— Ты боялся, — сказал генерал-квартирмейстер. — С двумя армиями, уже однажды побитыми, и третьей, еще необстрелянной, ты все же сумел остановить самую сильную, искусную и опытную армию Европы, однако был вынужден обратиться к противнику за помощью против простой слитной надежды и мечты простого человека. Нет, ты боишься. И, значит, мне тоже нужно бояться. Вот почему я возвращаю свое назначение. Оно лежит перед тобой. Коснись его, возьми в руку. Или поверь на слово, что оно настоящее, подлинное, незапятнанное, потому что я запятнал себя, отказавшись от него во время войны, а уничтожить этот документ человеческой несостоятельности — твое право и привилегия.
— Но как ты мог принести его сюда? Мне? — мягко спросил старый генерал.
— Почему же нет? Ведь я получил его из твоих рук.
— Как ты мог? — повторил старый генерал. — Посмеешь ли ты просить у меня одолжения, тем более принять его? Такое одолжение, — сказал старый генерал мягким и почти равнодушным голосом. — Человек должен умереть той смертью, которую мир назовет самой низкой и позорной: его ждет казнь за трусость при защите родной — пусть даже принявшей его — земли. Так назовет это невежественный мир, потому что не будет знать, что он погиб за тот принцип, для защиты которого, судя по твоему самобичеванию, ты не способен рискнуть жизнью и честью. Однако ты не требуешь сохранить ему жизнь. Ты лишь требуешь, чтобы тебя освободили от должности. Подвиг. Мученичество. Сравнимо ли оно с его мученичеством?
— Он не примет жизни! — вскричал другой. — Если только… — И умолк, пораженный, изумленный, предвидящий и исполненный отчаяния, а мягкий голос продолжал:
— Если только он примет жизнь, сохранит ее, то отвергнет этим свой подвиг и свое мученичество. Если бы сегодня я сохранил ему жизнь, то сам свел бы на нет то, что ты именуешь надеждой и мечтой его самопожертвования. Лишив его завтра утром жизни, я утвержу навсегда, что он не напрасно жил и тем более умер.
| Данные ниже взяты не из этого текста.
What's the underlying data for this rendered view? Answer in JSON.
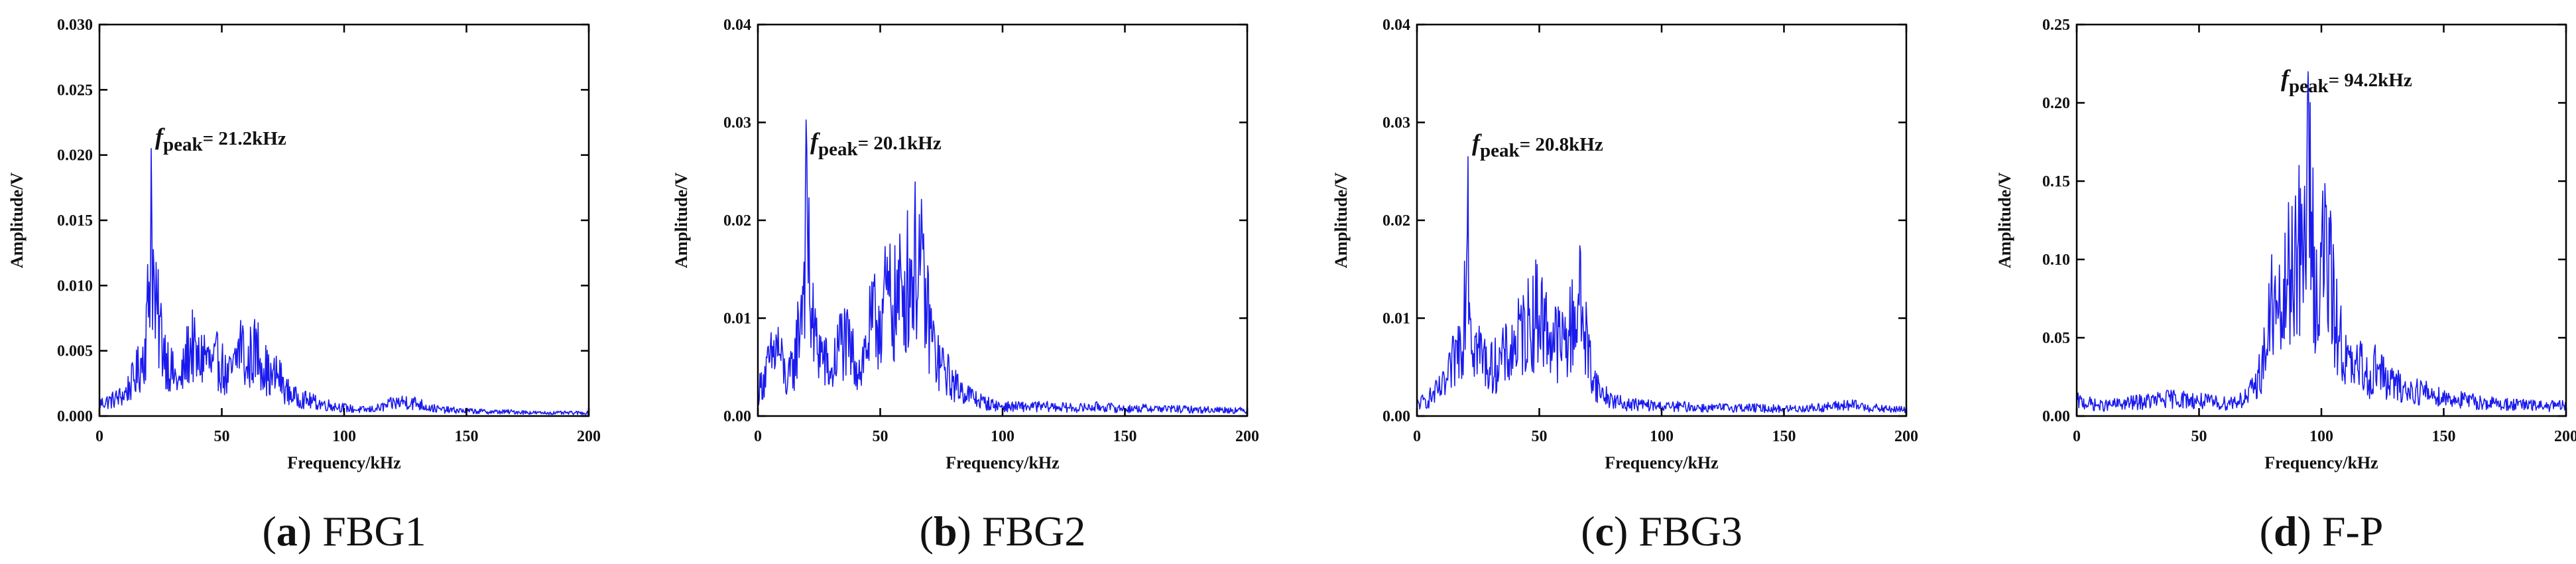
{
  "figure": {
    "panels": [
      {
        "letter": "a",
        "label": "FBG1"
      },
      {
        "letter": "b",
        "label": "FBG2"
      },
      {
        "letter": "c",
        "label": "FBG3"
      },
      {
        "letter": "d",
        "label": "F-P"
      }
    ]
  },
  "chart_data": [
    {
      "type": "line",
      "title": "",
      "caption": "(a) FBG1",
      "xlabel": "Frequency/kHz",
      "ylabel": "Amplitude/V",
      "xlim": [
        0,
        200
      ],
      "ylim": [
        0,
        0.03
      ],
      "xticks": [
        "0",
        "50",
        "100",
        "150",
        "200"
      ],
      "yticks": [
        "0.000",
        "0.005",
        "0.010",
        "0.015",
        "0.020",
        "0.025",
        "0.030"
      ],
      "series_color": "#1a1aee",
      "annotation": {
        "symbol": "f",
        "subscript": "peak",
        "text": "= 21.2kHz",
        "x": 21.2,
        "y": 0.0205
      },
      "series": [
        {
          "name": "FBG1 spectrum",
          "x": [
            0,
            5,
            10,
            14,
            17,
            19,
            20,
            21.2,
            22.5,
            24,
            27,
            30,
            33,
            36,
            38,
            40,
            43,
            46,
            49,
            52,
            55,
            58,
            60,
            62,
            65,
            68,
            70,
            73,
            76,
            80,
            85,
            90,
            95,
            100,
            105,
            110,
            115,
            120,
            125,
            130,
            135,
            140,
            150,
            160,
            170,
            180,
            190,
            200
          ],
          "y": [
            0.0012,
            0.0015,
            0.002,
            0.0035,
            0.005,
            0.0075,
            0.011,
            0.0205,
            0.01,
            0.009,
            0.006,
            0.004,
            0.003,
            0.006,
            0.0068,
            0.005,
            0.006,
            0.0045,
            0.0055,
            0.0035,
            0.0045,
            0.0075,
            0.004,
            0.006,
            0.0062,
            0.0045,
            0.0035,
            0.004,
            0.0025,
            0.0018,
            0.0015,
            0.0012,
            0.001,
            0.0008,
            0.0006,
            0.0006,
            0.0008,
            0.0012,
            0.0014,
            0.0012,
            0.0008,
            0.0006,
            0.0005,
            0.0004,
            0.0004,
            0.0003,
            0.0003,
            0.0003
          ]
        }
      ]
    },
    {
      "type": "line",
      "title": "",
      "caption": "(b) FBG2",
      "xlabel": "Frequency/kHz",
      "ylabel": "Amplitude/V",
      "xlim": [
        0,
        200
      ],
      "ylim": [
        0,
        0.04
      ],
      "xticks": [
        "0",
        "50",
        "100",
        "150",
        "200"
      ],
      "yticks": [
        "0.00",
        "0.01",
        "0.02",
        "0.03",
        "0.04"
      ],
      "series_color": "#1a1aee",
      "annotation": {
        "symbol": "f",
        "subscript": "peak",
        "text": "= 20.1kHz",
        "x": 20.1,
        "y": 0.0272
      },
      "series": [
        {
          "name": "FBG2 spectrum",
          "x": [
            0,
            4,
            8,
            12,
            15,
            17,
            18.5,
            20.1,
            21.5,
            23,
            26,
            30,
            34,
            38,
            42,
            46,
            50,
            53,
            56,
            59,
            62,
            64,
            65,
            66,
            68,
            70,
            73,
            76,
            80,
            85,
            90,
            95,
            100,
            110,
            120,
            130,
            140,
            150,
            160,
            170,
            180,
            190,
            200
          ],
          "y": [
            0.003,
            0.006,
            0.009,
            0.004,
            0.007,
            0.012,
            0.017,
            0.0272,
            0.014,
            0.01,
            0.008,
            0.005,
            0.01,
            0.008,
            0.006,
            0.011,
            0.013,
            0.015,
            0.014,
            0.016,
            0.018,
            0.019,
            0.0205,
            0.02,
            0.015,
            0.012,
            0.007,
            0.006,
            0.004,
            0.003,
            0.002,
            0.0015,
            0.0012,
            0.0012,
            0.0012,
            0.001,
            0.0012,
            0.0009,
            0.001,
            0.0009,
            0.0008,
            0.0008,
            0.0007
          ]
        }
      ]
    },
    {
      "type": "line",
      "title": "",
      "caption": "(c) FBG3",
      "xlabel": "Frequency/kHz",
      "ylabel": "Amplitude/V",
      "xlim": [
        0,
        200
      ],
      "ylim": [
        0,
        0.04
      ],
      "xticks": [
        "0",
        "50",
        "100",
        "150",
        "200"
      ],
      "yticks": [
        "0.00",
        "0.01",
        "0.02",
        "0.03",
        "0.04"
      ],
      "series_color": "#1a1aee",
      "annotation": {
        "symbol": "f",
        "subscript": "peak",
        "text": "= 20.8kHz",
        "x": 20.8,
        "y": 0.0265
      },
      "series": [
        {
          "name": "FBG3 spectrum",
          "x": [
            0,
            4,
            8,
            12,
            15,
            17,
            19,
            20.8,
            22,
            24,
            27,
            30,
            34,
            38,
            42,
            46,
            50,
            53,
            56,
            59,
            62,
            64,
            66,
            67,
            69,
            72,
            75,
            80,
            85,
            90,
            100,
            110,
            120,
            130,
            140,
            150,
            160,
            165,
            170,
            175,
            180,
            190,
            200
          ],
          "y": [
            0.0015,
            0.002,
            0.003,
            0.004,
            0.007,
            0.009,
            0.012,
            0.0265,
            0.012,
            0.009,
            0.0075,
            0.006,
            0.007,
            0.008,
            0.01,
            0.012,
            0.0135,
            0.011,
            0.01,
            0.009,
            0.0105,
            0.012,
            0.0155,
            0.014,
            0.01,
            0.005,
            0.003,
            0.002,
            0.0015,
            0.0015,
            0.0012,
            0.0012,
            0.001,
            0.0011,
            0.001,
            0.0009,
            0.001,
            0.0011,
            0.0012,
            0.0014,
            0.0013,
            0.0009,
            0.0008
          ]
        }
      ]
    },
    {
      "type": "line",
      "title": "",
      "caption": "(d) F-P",
      "xlabel": "Frequency/kHz",
      "ylabel": "Amplitude/V",
      "xlim": [
        0,
        200
      ],
      "ylim": [
        0,
        0.25
      ],
      "xticks": [
        "0",
        "50",
        "100",
        "150",
        "200"
      ],
      "yticks": [
        "0.00",
        "0.05",
        "0.10",
        "0.15",
        "0.20",
        "0.25"
      ],
      "series_color": "#1a1aee",
      "annotation": {
        "symbol": "f",
        "subscript": "peak",
        "text": "= 94.2kHz",
        "x": 94.2,
        "y": 0.2
      },
      "series": [
        {
          "name": "F-P spectrum",
          "x": [
            0,
            10,
            20,
            30,
            40,
            50,
            60,
            65,
            70,
            73,
            75,
            78,
            80,
            82,
            84,
            86,
            88,
            90,
            91,
            92,
            93,
            94.2,
            95,
            96,
            97,
            98,
            100,
            102,
            104,
            106,
            108,
            110,
            113,
            116,
            120,
            123,
            126,
            130,
            135,
            140,
            150,
            160,
            170,
            180,
            190,
            200
          ],
          "y": [
            0.012,
            0.008,
            0.01,
            0.012,
            0.014,
            0.012,
            0.01,
            0.012,
            0.015,
            0.025,
            0.035,
            0.06,
            0.095,
            0.075,
            0.08,
            0.105,
            0.12,
            0.145,
            0.13,
            0.11,
            0.14,
            0.2,
            0.185,
            0.15,
            0.12,
            0.095,
            0.12,
            0.135,
            0.1,
            0.075,
            0.06,
            0.045,
            0.035,
            0.04,
            0.03,
            0.042,
            0.028,
            0.025,
            0.02,
            0.02,
            0.015,
            0.012,
            0.01,
            0.009,
            0.008,
            0.008
          ]
        }
      ]
    }
  ]
}
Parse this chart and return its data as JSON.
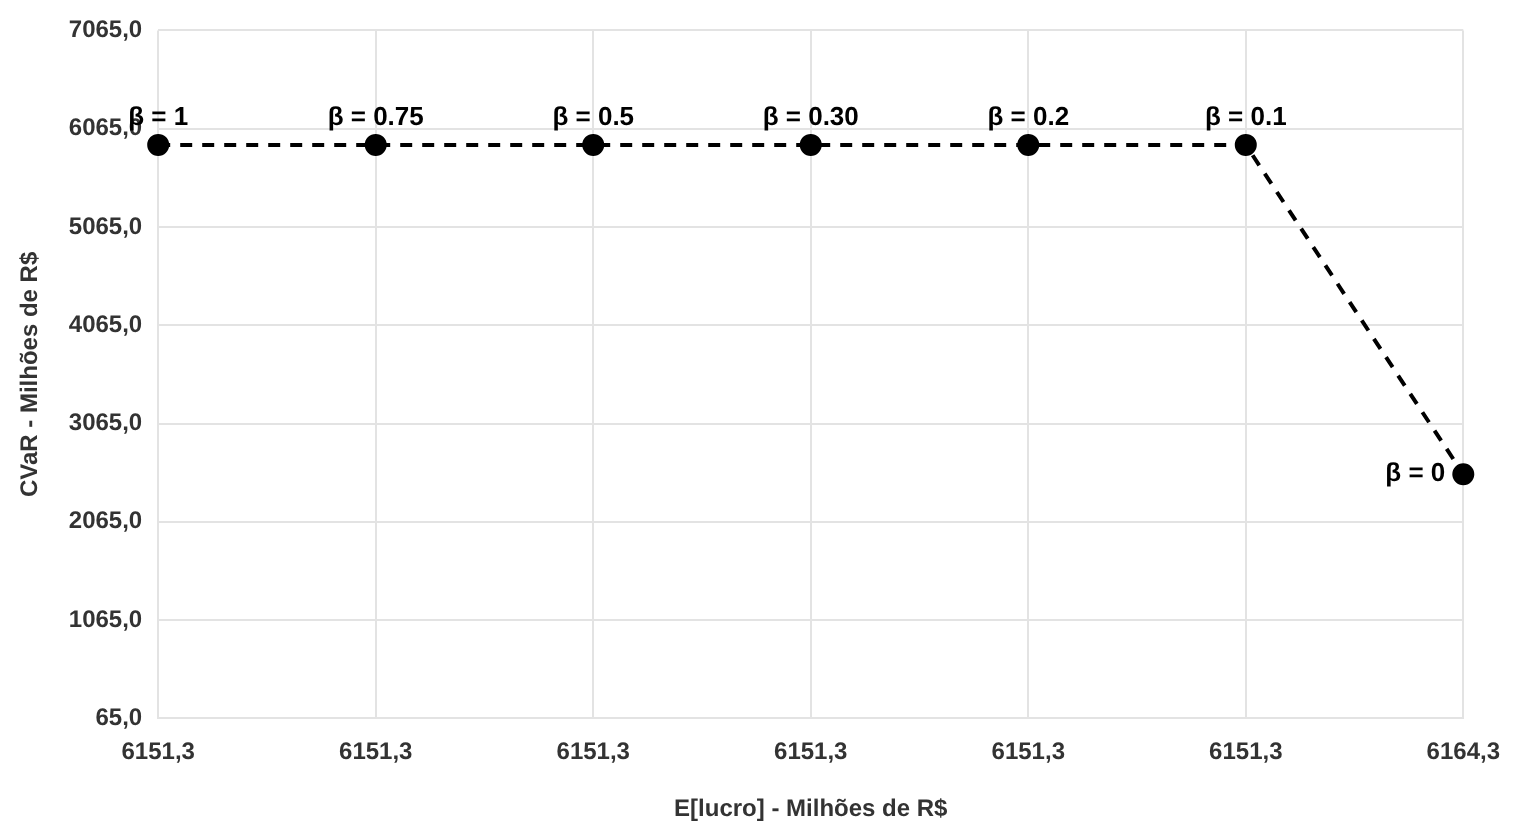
{
  "chart_data": {
    "type": "line",
    "xlabel": "E[lucro] - Milhões de R$",
    "ylabel": "CVaR - Milhões de R$",
    "categories": [
      "6151,3",
      "6151,3",
      "6151,3",
      "6151,3",
      "6151,3",
      "6151,3",
      "6164,3"
    ],
    "series": [
      {
        "color": "#000000",
        "values": [
          5900,
          5900,
          5900,
          5900,
          5900,
          5900,
          2550
        ]
      }
    ],
    "ylim": [
      65,
      7065
    ],
    "yticks": [
      {
        "value": 65,
        "label": "65,0"
      },
      {
        "value": 1065,
        "label": "1065,0"
      },
      {
        "value": 2065,
        "label": "2065,0"
      },
      {
        "value": 3065,
        "label": "3065,0"
      },
      {
        "value": 4065,
        "label": "4065,0"
      },
      {
        "value": 5065,
        "label": "5065,0"
      },
      {
        "value": 6065,
        "label": "6065,0"
      },
      {
        "value": 7065,
        "label": "7065,0"
      }
    ],
    "annotations": [
      "β = 1",
      "β = 0.75",
      "β = 0.5",
      "β = 0.30",
      "β = 0.2",
      "β = 0.1",
      "β = 0"
    ],
    "grid": true,
    "legend": false,
    "marker": "circle",
    "line_style": "dashed"
  }
}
Скажи мне теперь, кто боится?
Тут другой начал поворачиваться, медленно, неуверенно, будто слепой, потом оказался лицом к маленькой двери и замер, словно не увидел, а определил ее местонахождение менее сильным и точным чувством вроде обоняния; старый генерал смотрел на него, пока он не повернулся полностью, потом сказал:
— Ты забыл свою бумагу.
— Так и есть, — сказал другой. — Забыл.
Он неуверенно повернулся снова, торопливо помигивая; рука его с минуту шарила по крышке стола, потом он нашел сложенную бумагу, сунул ее опять за борт мундира и стоял, продолжая торопливо мигать.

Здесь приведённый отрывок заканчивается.